Did you ever wake up in the morning and have that feeling as though you've got a lot of things to do for the day, but your energy level just isn't quite there? Last week I had to get some blood drawn for an impending minor surgery I'm having to remove a small skin cancer spot near my left eye. I wasn't real keen on the idea, but what the Hell, I had to go or else suffer the verbal thrashing I would get if I didn't go.
Anyway, my wife took my nasty ass down to our doctor's office and we quickly discovered the left hand in this practice doesn't always talk to the right hand very well. After sitting in the lobby for what seemed to be years, knocking back a cup of their "instant" coffee and watching their boring as Hell nutrition ad, I was finally escorted back to the drawing station to have my blood drawn. The young man leading the way to our destination could easily have been a graduate of the Oral Roberts University and all the way to the drawing station he kept saying how this was "a glorious day for God." Once I sat down and he prepared to draw my blood, he said "Glory be to God" twice while wiping my arm with an alcohol pad. He repeated this same thing twice just prior to sticking me with the needle and twice again when he took the needle out! I was beginning to get a little nervous, if you get my drift. I didn't know if I was going to need to do a Jackie Chan routine on this little guy or not.
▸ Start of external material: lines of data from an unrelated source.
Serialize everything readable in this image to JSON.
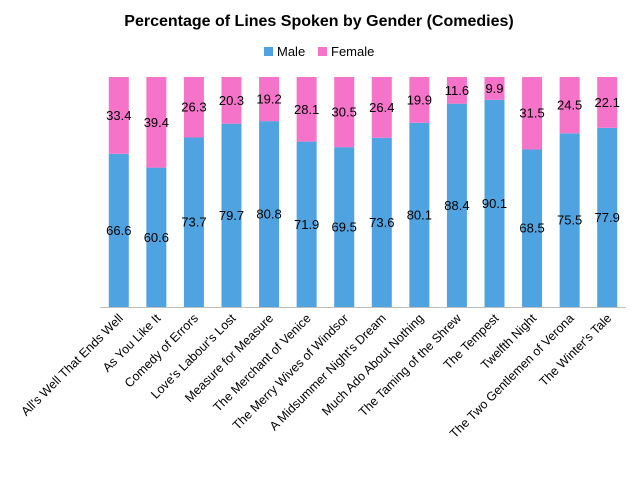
{
  "chart_data": {
    "type": "bar",
    "stacked": true,
    "title": "Percentage of Lines Spoken by Gender (Comedies)",
    "xlabel": "",
    "ylabel": "",
    "ylim": [
      0,
      100
    ],
    "grid": false,
    "legend_position": "top",
    "categories": [
      "All's Well That Ends Well",
      "As You Like It",
      "Comedy of Errors",
      "Love's Labour's Lost",
      "Measure for Measure",
      "The Merchant of Venice",
      "The Merry Wives of Windsor",
      "A Midsummer Night's Dream",
      "Much Ado About Nothing",
      "The Taming of the Shrew",
      "The Tempest",
      "Twelfth Night",
      "The Two Gentlemen of Verona",
      "The Winter's Tale"
    ],
    "series": [
      {
        "name": "Male",
        "color": "#4fa3e0",
        "values": [
          66.6,
          60.6,
          73.7,
          79.7,
          80.8,
          71.9,
          69.5,
          73.6,
          80.1,
          88.4,
          90.1,
          68.5,
          75.5,
          77.9
        ]
      },
      {
        "name": "Female",
        "color": "#f573c8",
        "values": [
          33.4,
          39.4,
          26.3,
          20.3,
          19.2,
          28.1,
          30.5,
          26.4,
          19.9,
          11.6,
          9.9,
          31.5,
          24.5,
          22.1
        ]
      }
    ]
  }
}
OK, two tubes of blood have been drawn and now I've got to provide him with a urine sample in this little bitty plastic cup. Remember, by this time I've already choked down three cups of coffee and my bladder is pounding like a bass drum. I discovered very quickly that the restroom I've been told to use to get my sample was in use and thus, I was doing the Michael Jackson Moon Walk in the hall anxiously waiting for this person to finish their business. After what seemed to be an eternity, this young woman that worked there finally opened the door and made her grand exit. I had no sooner entered the restroom when I was greeted with a stench that would certainly gag a buzzard off a gut wagon. This ungracious young woman didn't have the decency to forewarn me of the room being filled with a toxic smell that can only be described as that of someone having gutted a goat with a road flare. I was in fear of losing the enamel off my teeth, so I breathed only through my nostrils while struggling to fill up this damn little plastic cup! Were it not for the fact that I had nothing to eat since 4pm the previous day, I would have done my best to track down this gangster of stench and asked if during this young woman's potty training years if she had ever been taught to turn the damn fan on while giving birth to a landfill?
After leaving the doctor's office, and assuring all of those within ear shot that I was not responsible for the methane madness at the drawing station, my wife and I went to our neighborhood Mexican restaurant for breakfast where I proceeded to eat enough to feed a family of eight. It's absolutely amazing what a little food and caffeine can do for a person's outlook on life.